Députée d'Indre-et-Loire
Membre de la commission Affaires étrangères
Membre de la commission des Affaires européennes
Catégories : Commission des Affaires Européennes
Après le sommet G7 en Cornouailles, Joe Biden a poursuivi son tour d’Europe en se rendant à Bruxelles lundi et mardi.
Il a participé à la réunion des leaders politiques de l’OTAN et a rencontré les dirigeants des institutions européennes. Au delà de la relance des relations transatlantiques amicales, cela a permis aux Européens de discuter l’autonomie stratégique de l’Union européenne avec le nouveau président américain.
Dans le cadre du sommet de l’OTAN de lundi, Joe Biden a d’abord rassuré ses alliés Européens : « Je veux que toute l’Europe sache que les États-Unis sont là ». Une phrase apaisante après les années Trump qui avait fondamentalement remis en question l’Alliance transatlantique. M. Biden a donc pris soin de souligner le « caractère sacré » de l’article 5 du traité de l’Atlantique du Nord, la fameuse clause d’assistance mutuelle.
Toutefois, son objectif principal était de convaincre les Européens d’une ligne dure contre la Chine que les États-Unis considèrent comme adversaire économique et militaire principal. Dans l’Union européenne, on souhaite en revanche poursuivre une approche plus nuancée vis-à-vis de l’Empire du Milieu. Ainsi, le président français insistait sur le fait de « n’être ni vassalisé par la Chine ni aligné sur le sujet avec les États-Unis“. L’autonomie stratégique européenne pourrait s’exprimer, ici, dans une stratégie de deux piliers telle qu’elle a été proposée par la chancelière allemande qui propose à l’OTAN une combinaison de dissuasion et de dialogue pour faire face à la Chine. En conséquence, l’approche européenne ne s’appuie plus sur le seul aspect économique, mais prend de plus en plus en considération des questions stratégiques. Les instruments qui ont été récemment adoptés par l’UE, comme le filtrage des investissements, la réciprocité des marchés publics et la stratégie 5G, devraient donc plaire à Washington.
Le second jour de la visite de Joe Biden a été consacré aux institutions européennes. Le président américain a rencontré les leaders de toutes les institutions européennes, dont la présidente de la Commission européenne, Ursula von der Leyen.

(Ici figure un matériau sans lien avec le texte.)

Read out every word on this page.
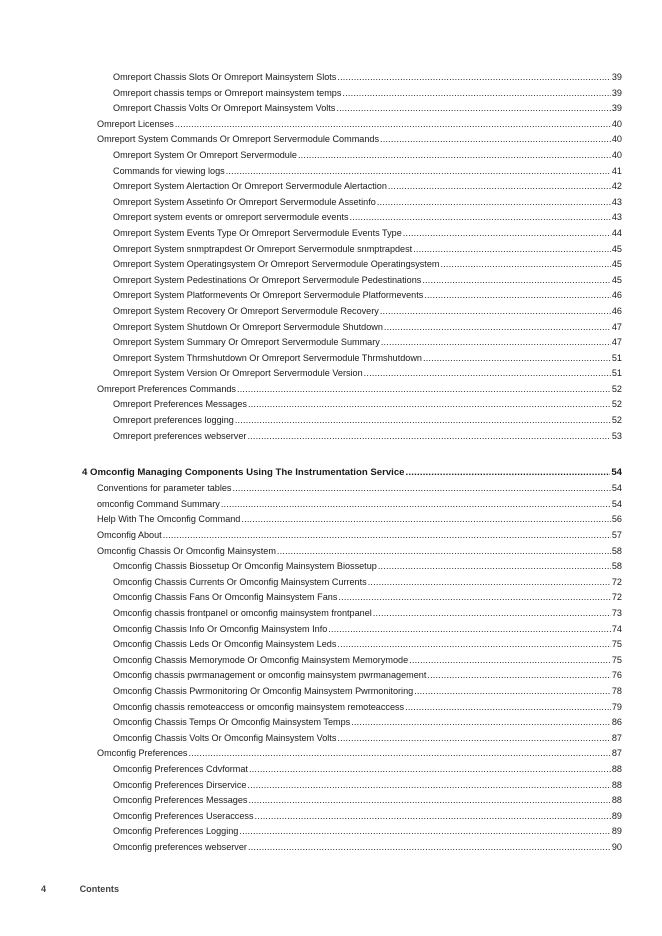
Omreport Chassis Slots Or Omreport Mainsystem Slots .....	39
Omreport chassis temps or Omreport mainsystem temps .....	39
Omreport Chassis Volts Or Omreport Mainsystem Volts .....	39
Omreport Licenses .....	40
Omreport System Commands Or Omreport Servermodule Commands .....	40
Omreport System Or Omreport Servermodule .....	40
Commands for viewing logs .....	41
Omreport System Alertaction Or Omreport Servermodule Alertaction .....	42
Omreport System Assetinfo Or Omreport Servermodule Assetinfo .....	43
Omreport system events or omreport servermodule events .....	43
Omreport System Events Type Or Omreport Servermodule Events Type .....	44
Omreport System snmptrapdest Or Omreport Servermodule snmptrapdest .....	45
Omreport System Operatingsystem Or Omreport Servermodule Operatingsystem .....	45
Omreport System Pedestinations Or Omreport Servermodule Pedestinations .....	45
Omreport System Platformevents Or Omreport Servermodule Platformevents .....	46
Omreport System Recovery Or Omreport Servermodule Recovery .....	46
Omreport System Shutdown Or Omreport Servermodule Shutdown .....	47
Omreport System Summary Or Omreport Servermodule Summary .....	47
Omreport System Thrmshutdown Or Omreport Servermodule Thrmshutdown .....	51
Omreport System Version Or Omreport Servermodule Version .....	51
Omreport Preferences Commands .....	52
Omreport Preferences Messages .....	52
Omreport preferences logging .....	52
Omreport preferences webserver .....	53
4 Omconfig Managing Components Using The Instrumentation Service .....	54
Conventions for parameter tables .....	54
omconfig Command Summary .....	54
Help With The Omconfig Command .....	56
Omconfig About .....	57
Omconfig Chassis Or Omconfig Mainsystem .....	58
Omconfig Chassis Biossetup Or Omconfig Mainsystem Biossetup .....	58
Omconfig Chassis Currents Or Omconfig Mainsystem Currents .....	72
Omconfig Chassis Fans Or Omconfig Mainsystem Fans .....	72
Omconfig chassis frontpanel or omconfig mainsystem frontpanel .....	73
Omconfig Chassis Info Or Omconfig Mainsystem Info .....	74
Omconfig Chassis Leds Or Omconfig Mainsystem Leds .....	75
Omconfig Chassis Memorymode Or Omconfig Mainsystem Memorymode .....	75
Omconfig chassis pwrmanagement or omconfig mainsystem pwrmanagement .....	76
Omconfig Chassis Pwrmonitoring Or Omconfig Mainsystem Pwrmonitoring .....	78
Omconfig chassis remoteaccess or omconfig mainsystem remoteaccess .....	79
Omconfig Chassis Temps Or Omconfig Mainsystem Temps .....	86
Omconfig Chassis Volts Or Omconfig Mainsystem Volts .....	87
Omconfig Preferences .....	87
Omconfig Preferences Cdvformat .....	88
Omconfig Preferences Dirservice .....	88
Omconfig Preferences Messages .....	88
Omconfig Preferences Useraccess .....	89
Omconfig Preferences Logging .....	89
Omconfig preferences webserver .....	90
4	Contents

Il s’agissait du premier sommet UE-USA depuis 2017. Ici, les discussions se sont concentrées sur les relations entre l’UE et les États-Unis qui seront, elles aussi, affectées par le concept de l’autonomie stratégique européenne.
Le président américain et ses interlocuteurs européens ont cependant choisi de régler certaines disputes au lieu d’évoquer les futures sources de désaccord. Un premier signe d’apaisement des relations commerciales entre l’Europe et les États-Unis a été envoyé par la suspension des droits de douane punitifs que les deux partenaires s’infligeaient dans le cadre du contentieux sur les subventions illégales accordées à Boeing et Airbus. Les sanctions seront suspendus pendant cinq ans avant de parvenir à une solution de long terme.
Néanmoins, ces signes d’apaisement ne doivent pas dissimuler le fait que l’UE et les États-Unis s’opposent encore sur une série d’autres dossiers. Joe Biden poursuit d’une certaine manière la politique « America First » de son prédécesseur, ce qui explique que les taxes sur les exportations d’acier et d’aluminium de l’UE n’ont pas été abolies. Par ailleurs, les plans de l’UE pour mettre en œuvre une taxe numérique sur les GAFA ne plaisent pas davantage à M. Biden qu’à Donald Trump.
A long terme, il y aura plusieurs instruments qui pourraient structurer l’autonomie stratégique vis-à-vis les USA. D’abord, l’UE prévoit d’adopter une taxe carbone aux frontières en printemps 2022 pour taxer les importations de pays moins vertueux en termes de lutte contre le réchauffement climatique. Cette taxe pourrait aussi toucher certaines entreprises américaines. De plus, les plans de Bruxelles pour réguler l’espace numérique communautaire devraient permettre à l’UE d’imposer ses règles aux géants américains du numérique et de les obliger à respecter la protection des données des Européens.
Pour conclure, la visite de Joe Biden a Bruxelles était rassurante au niveau rhétorique, mais les Européens ne devraient pas se faire des illusions en ce qui concerne la priorité de la politique américaine, qui continue de se concentrer sur le Pacifique. L’UE devrait donc poursuivre ses efforts pour devenir plus indépendante de son allié américain et cesser de croire en un retour au monde d’avant.